A systems integrator is a unique animal that finds pleasure in connecting unlike systems to produce a system or solution of superior functionality. Often multi-disciplined, an Integrator should demonstrate superior expertise in particular chosen technologies and often employ carefully developed processes and approaches to implementation and design. It is this systems’ engineering approach and capability that often differentiates an Integrator from product suppliers and consultants.
THE INPUTS INCLUDE THE OUTPUTS
Good design starts with the end in mind. Of course, clear requirements are paramount to building the right infrastructure, but what we don’t always do naturally is set up criteria for measuring the performance of what is delivered. The end result should also be built upon clearly defined objectives; objectives, which should have been cost justified and explained in a business case or design brief. Setting high performance requirements which are over and above the basis of the core design, is also a trap to be avoided. This can be seen in design requirements that have conflicting interests. For example, as system may specify high availability but fail to specify system availability. Extending this concept further, system availability may be specified but there may not be budget or resources set aside to conduct Reliability, Availability and Maintainability studies at the outset.
To empower a service provider to become a part of the solution, they need to be a part of the objective based outcomes. The review process should be founded on regular checks of the key indicators built on these mutually agreed client objectives. The objectives are more important to the success of any integration exercise than the project specification itself and they should influence decisions made throughout the entire project life cycle.

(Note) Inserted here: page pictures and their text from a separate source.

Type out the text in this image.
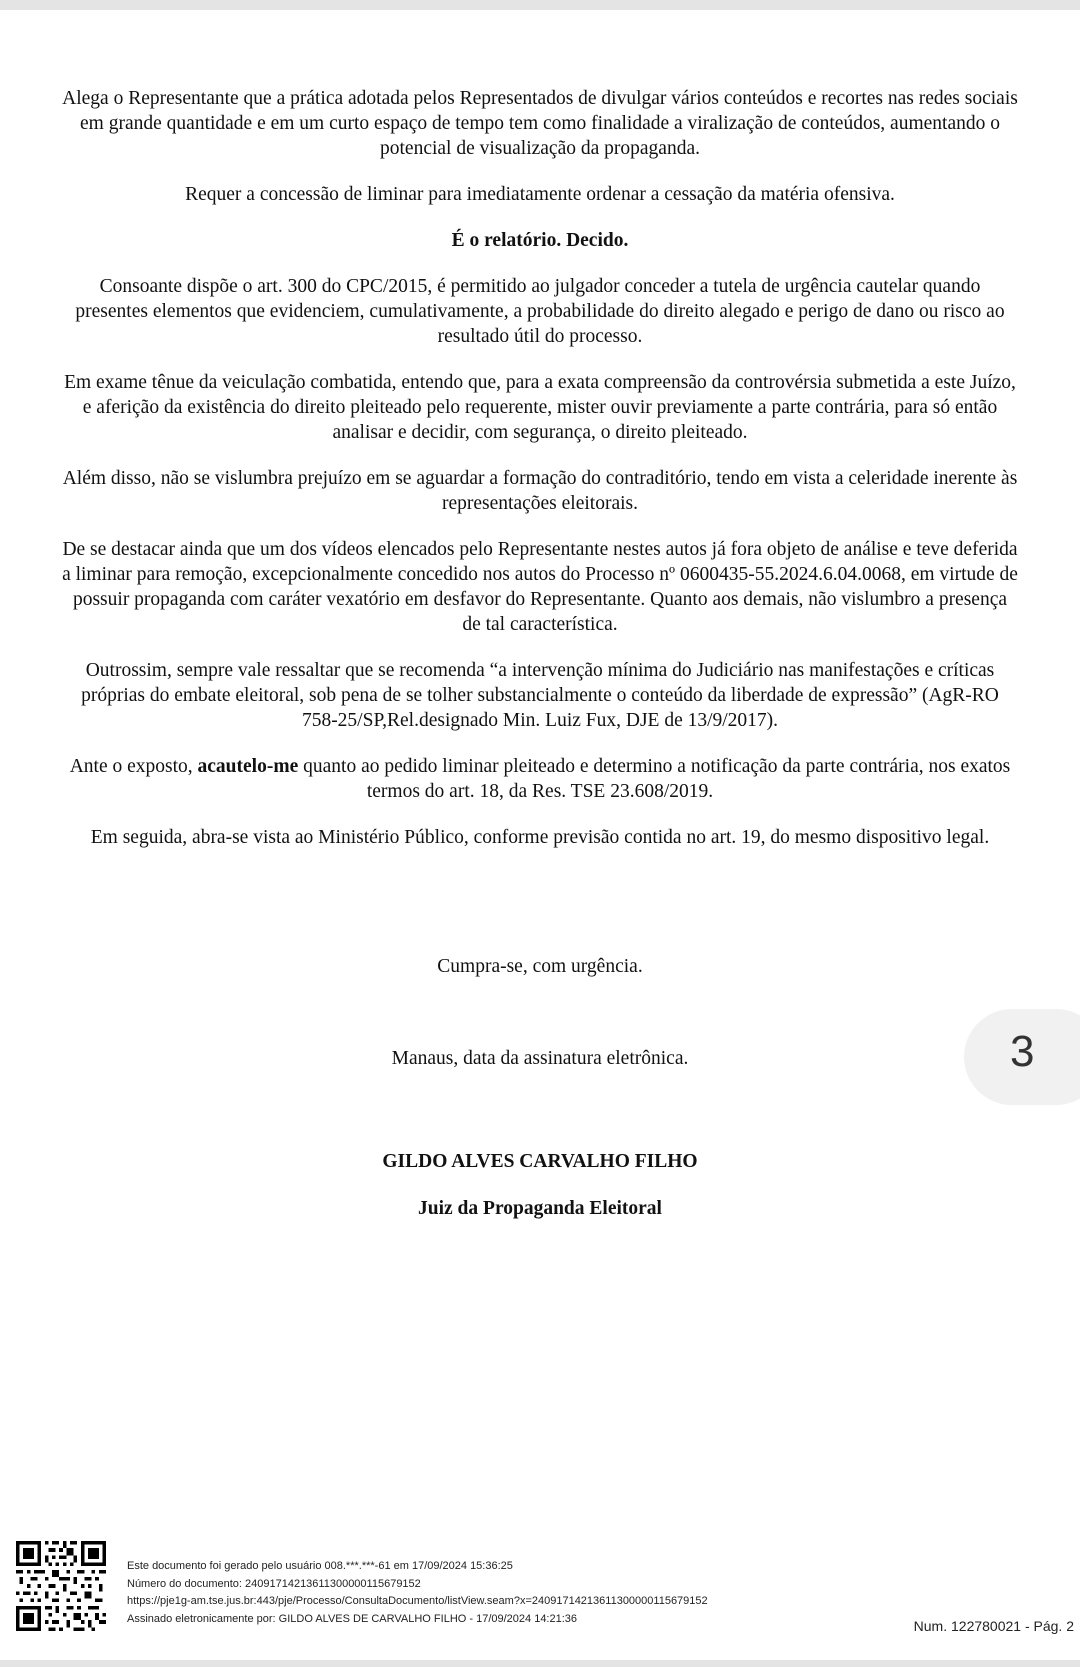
Alega o Representante que a prática adotada pelos Representados de divulgar vários conteúdos e recortes nas redes sociais em grande quantidade e em um curto espaço de tempo tem como finalidade a viralização de conteúdos, aumentando o potencial de visualização da propaganda.

Requer a concessão de liminar para imediatamente ordenar a cessação da matéria ofensiva.

É o relatório. Decido.

Consoante dispõe o art. 300 do CPC/2015, é permitido ao julgador conceder a tutela de urgência cautelar quando presentes elementos que evidenciem, cumulativamente, a probabilidade do direito alegado e perigo de dano ou risco ao resultado útil do processo.

Em exame tênue da veiculação combatida, entendo que, para a exata compreensão da controvérsia submetida a este Juízo, e aferição da existência do direito pleiteado pelo requerente, mister ouvir previamente a parte contrária, para só então analisar e decidir, com segurança, o direito pleiteado.

Além disso, não se vislumbra prejuízo em se aguardar a formação do contraditório, tendo em vista a celeridade inerente às representações eleitorais.

De se destacar ainda que um dos vídeos elencados pelo Representante nestes autos já fora objeto de análise e teve deferida a liminar para remoção, excepcionalmente concedido nos autos do Processo nº 0600435-55.2024.6.04.0068, em virtude de possuir propaganda com caráter vexatório em desfavor do Representante. Quanto aos demais, não vislumbro a presença de tal característica.

Outrossim, sempre vale ressaltar que se recomenda “a intervenção mínima do Judiciário nas manifestações e críticas próprias do embate eleitoral, sob pena de se tolher substancialmente o conteúdo da liberdade de expressão” (AgR-RO 758-25/SP,Rel.designado Min. Luiz Fux, DJE de 13/9/2017).

Ante o exposto, acautelo-me quanto ao pedido liminar pleiteado e determino a notificação da parte contrária, nos exatos termos do art. 18, da Res. TSE 23.608/2019.

Em seguida, abra-se vista ao Ministério Público, conforme previsão contida no art. 19, do mesmo dispositivo legal.

Cumpra-se, com urgência.
Manaus, data da assinatura eletrônica.
GILDO ALVES CARVALHO FILHO
Juiz da Propaganda Eleitoral
3
Este documento foi gerado pelo usuário 008.***.***-61 em 17/09/2024 15:36:25
Número do documento: 24091714213611300000115679152
https://pje1g-am.tse.jus.br:443/pje/Processo/ConsultaDocumento/listView.seam?x=24091714213611300000115679152
Assinado eletronicamente por: GILDO ALVES DE CARVALHO FILHO - 17/09/2024 14:21:36	Num. 122780021 - Pág. 2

What is the most appropriate engagement model for systems integrators? Ethical Systems Integrators survive by performing certain processes efficiently over and over. Those processes may be business processes that ultimately manage an engineering task. What occurs by performing according to the well-established process is predictability for all parties involved. If engineers “show up” engaged under body hire arrangements, then they fully rely on the customers engineering management practices and governance to drive the results. There could be a conflict of interest here which most service provides would dare not mention. Essentially this model transfers the responsibility for outcomes back to the customer. This may be suitable for certain “find out” or investigation elements of consultancy, but in terms of turnkey delivery this should not be necessary if the requirements are solid and agreeable.

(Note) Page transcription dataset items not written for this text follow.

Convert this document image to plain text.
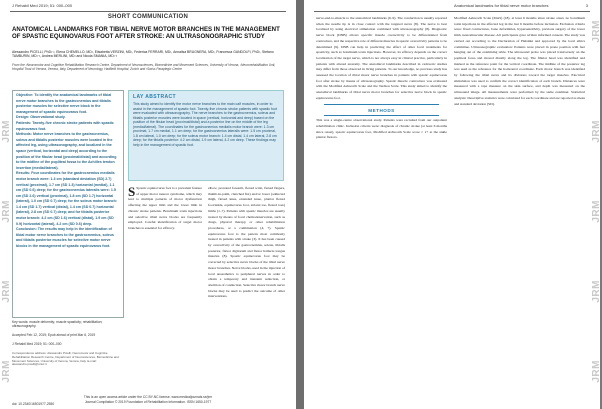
J Rehabil Med 2019; 51: 000–000
SHORT COMMUNICATION
ANATOMICAL LANDMARKS FOR TIBIAL NERVE MOTOR BRANCHES IN THE MANAGEMENT OF SPASTIC EQUINOVARUS FOOT AFTER STROKE: AN ULTRASONOGRAPHIC STUDY
Alessandro PICELLI, PhD¹·², Elena CHEMELLO, MD¹, Elisabetta VERZINI, MD¹, Federica FERRARI, MD¹, Annalisa BRUGNERA, MD¹, Francesca GANDOLFI, PhD¹, Stefano TAMBURIN, MD¹·², Andrea MERLINI, MD¹ and Nicola SMANIA, MD¹·²
From the ¹Neuromotor and Cognitive Rehabilitation Research Centre, Department of Neurosciences, Biomedicine and Movement Sciences, University of Verona, ²Neurorehabilitation Unit, Hospital Trust of Verona, Verona, Italy, Department of Neurology, Hadfield Hospital, Zurich and ³Swiss Paraplegic Centre
Objective: To identify the anatomical landmarks of tibial nerve motor branches to the gastrocnemius and tibialis posterior muscles for selective nerve block in the management of spastic equinovarus foot.
Design: Observational study.
Patients: Twenty-five chronic stroke patients with spastic equinovarus foot.
Methods: Motor nerve branches to the gastrocnemius, soleus and tibialis posterior muscles were located in the affected leg, using ultrasonography, and localized in the space (vertical, horizontal and deep) according to the position of the fibular head (proximal/distal) and according to the midline of the popliteal fossa to the Achilles tendon insertion (medial/lateral).
Results: Four coordinates for the gastrocnemius medialis motor branch were: 1.3 cm (standard deviation (SD) 2.7) vertical (proximal), 1.7 cm (SD 1.3) horizontal (medial), 1.1 cm (SD 0.6) deep; for the gastrocnemius lateralis were: 1.5 cm (SD 2.6) vertical (proximal), 1.8 cm (SD 1.7) horizontal (lateral), 1.0 cm (SD 0.7) deep; for the soleus motor branch: 1.4 cm (SD 1.7) vertical (distal), 1.4 cm (SD 0.7) horizontal (lateral), 2.8 cm (SD 0.7) deep; and for tibialis posterior motor branch: 4.2 cm (SD 1.6) vertical (distal), 1.9 cm (SD 0.9) horizontal (lateral), 4.2 cm (SD 0.6) deep.
Conclusion: The results may help in the identification of tibial motor nerve branches to the gastrocnemius, soleus and tibialis posterior muscles for selective motor nerve blocks in the management of spastic equinovarus foot.
Key words: muscle deformity; muscle spasticity; rehabilitation; ultrasonography.
Accepted Feb 12, 2019; Epub ahead of print Mar 6, 2019
J Rehabil Med 2019; 51: 000–000
Correspondence address: Alessandro Picelli, Neuromotor and Cognitive Rehabilitation Research Centre, Department of Neurosciences, Biomedicine and Movement Sciences, University of Verona, Verona, Italy. E-mail: alessandro.picelli@univr.it
LAY ABSTRACT
This study aimed to identify the motor nerve branches to the main calf muscles, in order to assist in the management of spastic foot. Twenty-five chronic stroke patients with spastic foot were evaluated with ultrasonography. The nerve branches to the gastrocnemius, soleus and tibialis posterior muscles were located in space (vertical, horizontal and deep) based on the position of the fibular head (proximal/distal) and a posterior line on the middle of the leg (medial/lateral). The coordinates for the gastrocnemius medialis motor branch were: 1.3 cm proximal, 1.7 cm medial, 1.1 cm deep; for the gastrocnemius lateralis were: 1.5 cm proximal, 1.8 cm lateral, 1.0 cm deep; for the soleus motor branch: 1.4 cm distal, 1.4 cm lateral, 2.8 cm deep; for the tibialis posterior: 4.2 cm distal, 1.9 cm lateral, 4.2 cm deep. These findings may help in the management of spastic foot.
S Spastic equinovarus foot is a prevalent feature of upper motor neuron syndrome, which may lead to multiple patterns of motor dysfunction affecting the upper limb and the lower limb in chronic stroke patients. Botulinum toxin injections and selective tibial nerve blocks are frequently employed. Careful identification of target motor branches is essential for efficacy.
elbow, pronated forearm, flexed wrist, flexed fingers, thumb-in-palm, clenched fist) and/or lower (adducted thigh, flexed knee, extended knee, plantar flexed foot/ankle, equinovarus foot, striatal toe, flexed toes) limbs (1–7). Patients with spastic muscles are usually treated by means of focal chemodenervation, such as drugs, physical therapy, or other rehabilitation procedures, or a combination (4, 7). Spastic equinovarus foot is the pattern most commonly treated in patients with stroke (3). It has been caused by overactivity of the gastrocnemius, soleus, tibialis posterior, flexor digitorum and flexor hallucis longus muscles (8). Spastic equinovarus foot may be corrected by selective nerve blocks of the tibial nerve motor branches. Nerve blocks, used in the injection of local anaesthetics to peripheral nerves in order to obtain a temporary and transient reduction, or abolition of conduction. Selective motor branch nerve blocks may be used to predict the outcome of other interventions.
doi: 10.2340/16501977-2550
This is an open access article under the CC BY-NC license. www.medicaljournals.se/jrm
Journal Compilation © 2019 Foundation of Rehabilitation Information. ISSN 1650-1977
JRM
JRM
JRM
JRM
Anatomical landmarks for tibial nerve motor branches	3
nerve-end-to-muscle to the anatomical landmarks (6–9). The conduction is usually reported when the needle tip is in close contact with the targeted nerve (8). The nerve is best localized by using electrical stimulation combined with ultrasonography (8). Diagnostic nerve block (DNB) allows specific muscle overactivity to be differentiated from contracture, and the respective role of different muscles in spastic overactivity patterns to be determined (9). DNB can help in predicting the effect of other focal treatments for spasticity, such as botulinum toxin injections. However, its efficacy depends on the correct localization of the target nerve, which is not always easy in clinical practice, particularly in patients with altered anatomy. The anatomical landmarks described in cadaveric studies may differ from those observed in living patients. To our knowledge, no previous study has assessed the location of tibial motor nerve branches in patients with spastic equinovarus foot after stroke by means of ultrasonography. Spastic muscle contracture was evaluated with the Modified Ashworth Scale and the Tardieu Scale. This study aimed to identify the anatomical landmarks of tibial nerve motor branches for selective nerve block in spastic equinovarus foot.
METHODS
This was a single-centre observational study. Patients were recruited from our outpatient rehabilitation clinic. Inclusion criteria were: diagnosis of chronic stroke (at least 6 months since onset), spastic equinovarus foot, Modified Ashworth Scale score ≥ 1+ at the ankle plantar flexors.
Modified Ashworth Scale (MAS) (18), at least 6 months since stroke onset, no botulinum toxin injections in the affected leg in the last 6 months before inclusion. Exclusion criteria were: fixed contractures, bone deformities, hypersensitivity, previous surgery of the lower limb, neuromuscular disease. All participants gave written informed consent. The study was carried out according to the Declaration of Helsinki and approved by the local ethics committee. Ultrasonographic evaluation: Patients were placed in prone position with feet hanging out of the examining table. The ultrasound probe was placed transversely on the popliteal fossa and moved distally along the leg. The fibular head was identified and marked as the reference point for the vertical coordinate. The midline of the posterior leg was used as the reference for the horizontal coordinate. Each motor branch was identified by following the tibial nerve and its divisions toward the target muscles. Electrical stimulation was used to confirm the correct identification of each branch. Distances were measured with a tape measure on the skin surface, and depth was measured on the ultrasound image. All measurements were performed by the same examiner. Statistical analysis: Descriptive statistics were calculated for each coordinate and are reported as mean and standard deviation (SD).
JRM
JRM
JRM
JRM
JRM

WHAT DOES A SYSTEMS INTEGRATOR EXPECT?
When projects are scoped and costed, unless otherwise specified, it is normal practice to only expect to perform a task once. This means Systems Integrators will expect the following:
• Clear structure of client-side stakeholders. i.e. decision makers / drivers
• Fast Decisions
• No decision reversals
• Quotation for additional supply based on all the information and not ideas that require review and further consultation
• Timely provision of Information
• Timely supply of equipment and access to site
• Prompt feedback on Design Submissions when the information is still top of mind
WHAT CAN CUSTOMERS DO TO BE PREPARED TO MANAGE SYSTEMS INTEGRATORS’ EFFECTIVELY?
• Understand your system, how it is and how it will become. This is about being clear about current state and future states of the system.
• Know your own people well and isolate the Systems Integrator from the internal organisational culture, unless of course they need to be a part of it to provide the intended services.
• Work with the Integrator to form a partnering team. This may be at the conceptual / preliminary stage where consultancy is required to understand viability of future state and technological suitability.
• Anticipate information and data requirements and be sure to supply it as required.
• Request workshops and additional training to overcome technology and process learning curves.
• Allow the Integrator to become a part of the change management process as early as possible. This includes ensuring scope of the soft side of change such as culture change objectives are understood.